ALGARVE (Portugal) Boven Castro Marim torent het kasteel uit. We klimmen via de lange trap omhoog. Vanmiddag zijn wij de enige bezoekers. Aan de voet van de heuvel liggen de zoutpannen langs de Guadiana. Er zweven ooievaars rond het kasteel. Aan de overkant van de rivier ligt Spanje, de belangrijkste reden van het bestaan van dit enorme fort.

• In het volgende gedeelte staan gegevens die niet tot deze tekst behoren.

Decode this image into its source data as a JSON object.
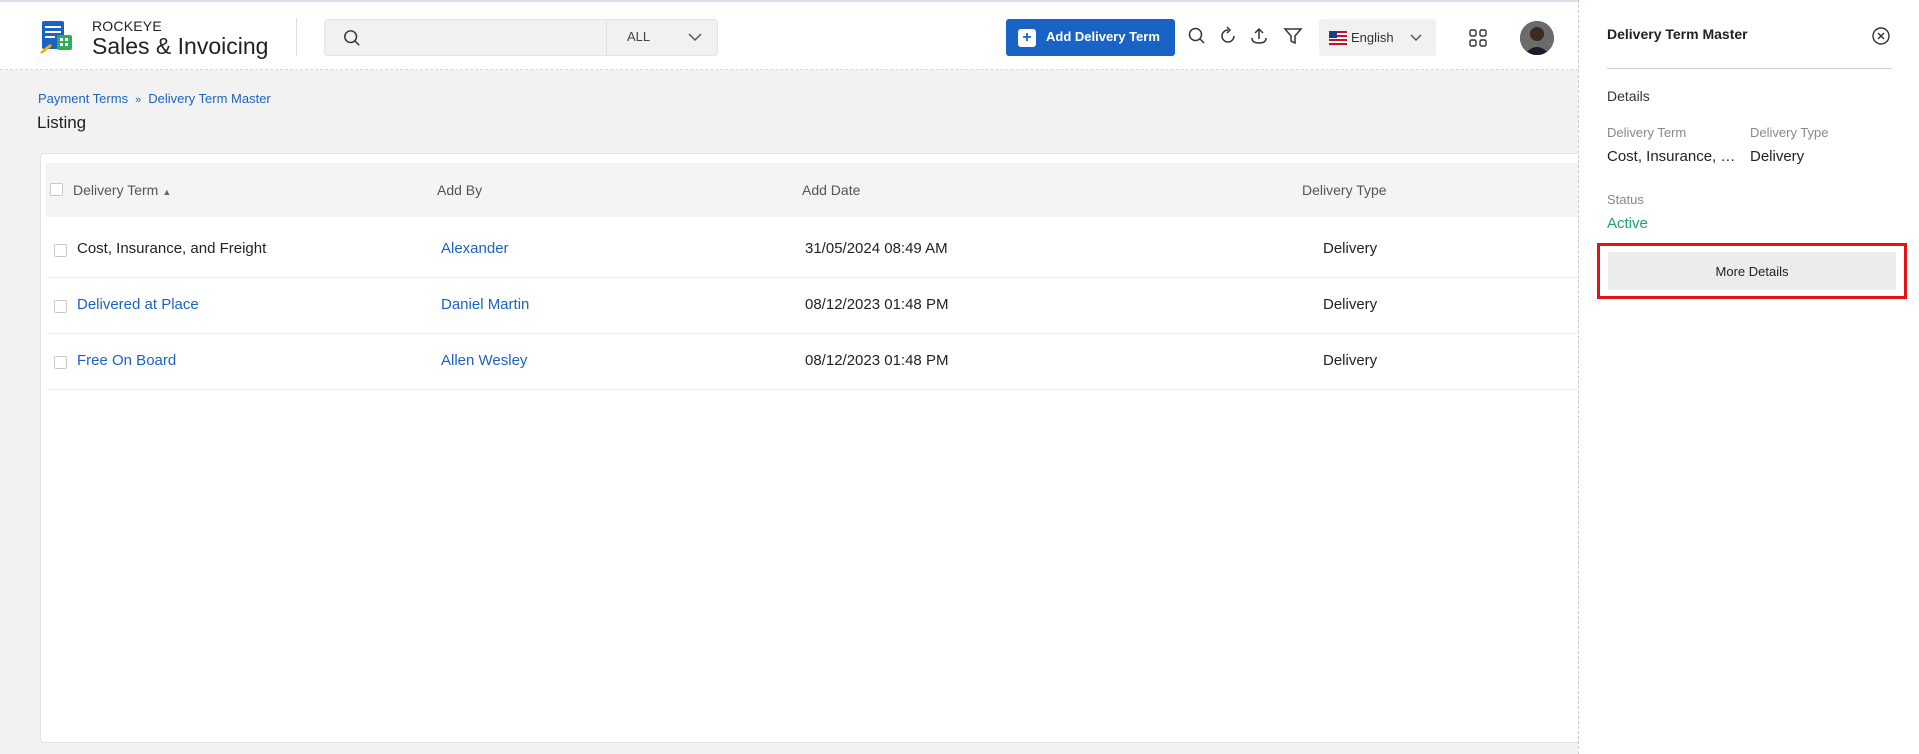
{
  "header": {
    "brand_top": "ROCKEYE",
    "brand_main": "Sales & Invoicing",
    "search_placeholder": "",
    "search_scope": "ALL",
    "add_button_label": "Add Delivery Term",
    "language": "English"
  },
  "breadcrumb": {
    "items": [
      "Payment Terms",
      "Delivery Term Master"
    ]
  },
  "page_title": "Listing",
  "table": {
    "columns": [
      "Delivery Term",
      "Add By",
      "Add Date",
      "Delivery Type"
    ],
    "rows": [
      {
        "term": "Cost, Insurance, and Freight",
        "add_by": "Alexander",
        "add_date": "31/05/2024 08:49 AM",
        "type": "Delivery"
      },
      {
        "term": "Delivered at Place",
        "add_by": "Daniel Martin",
        "add_date": "08/12/2023 01:48 PM",
        "type": "Delivery"
      },
      {
        "term": "Free On Board",
        "add_by": "Allen Wesley",
        "add_date": "08/12/2023 01:48 PM",
        "type": "Delivery"
      }
    ]
  },
  "panel": {
    "title": "Delivery Term Master",
    "section": "Details",
    "delivery_term_label": "Delivery Term",
    "delivery_term_value": "Cost, Insurance, and Freight",
    "delivery_type_label": "Delivery Type",
    "delivery_type_value": "Delivery",
    "status_label": "Status",
    "status_value": "Active",
    "more_button": "More Details"
  },
  "colors": {
    "accent": "#1a63c6",
    "active": "#1ea36a",
    "highlight": "#e41212"
  }
}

De geschiedenis van de burcht van Castro Marim is nauw verbonden met het lot van de Tempeliers in dit deel van Europa waar aan het begin van de dertiende eeuw de Moren met vereende krachten verjaagd waren. De Tempeliers waren berucht vanwege de manier waarop ze sinds de oprichting van de orde in 1119 hun toewijding aan de christelijke kerk hadden weten te combineren met profijtelijk eigenbelang. Met name dankzij het feit dat de Tempeliers - in tegenstelling tot de meeste andere christenen - bereid bleken vuile handen te maken met het verstrekken van krediet tegen rente.
De Tempeliersorde werd in minder dan twee eeuwen tijd buitengewoon rijk en bijzonder machtig. Geen wonder dat ze er moeiteloos in slaagden veel vijanden te maken. In 1312 zag de paus zich gedwongen om de orde helemaal te verbieden en de bezittingen verbeurd te verklaren.
Overal in Europa verdwenen de Tempeliers van het toneel, behalve hier in het zuiden van Portugal aan de Algarve. Koning Dom Dinis wist het met de paus op een akkoordje te gooien. Zijn Tempeliers kregen in 1319 de burcht van Castro Marim tot hun beschikking. De tempelridders hadden hun naam veranderd in de 'Ridders van Christus' en ze waren voortaan gehoorzaamheid schuldig aan de Portugese kroon.
Vanuit Castro Marim hoopten de ridders het christelijke geloof naar Noord-Afrika te brengen, zoals de koning indertijd aan de paus had beloofd. De ridders zijn er nooit aan toe gekomen. Voortaan richtte men in de burcht het oog op Spanje aan de overkant.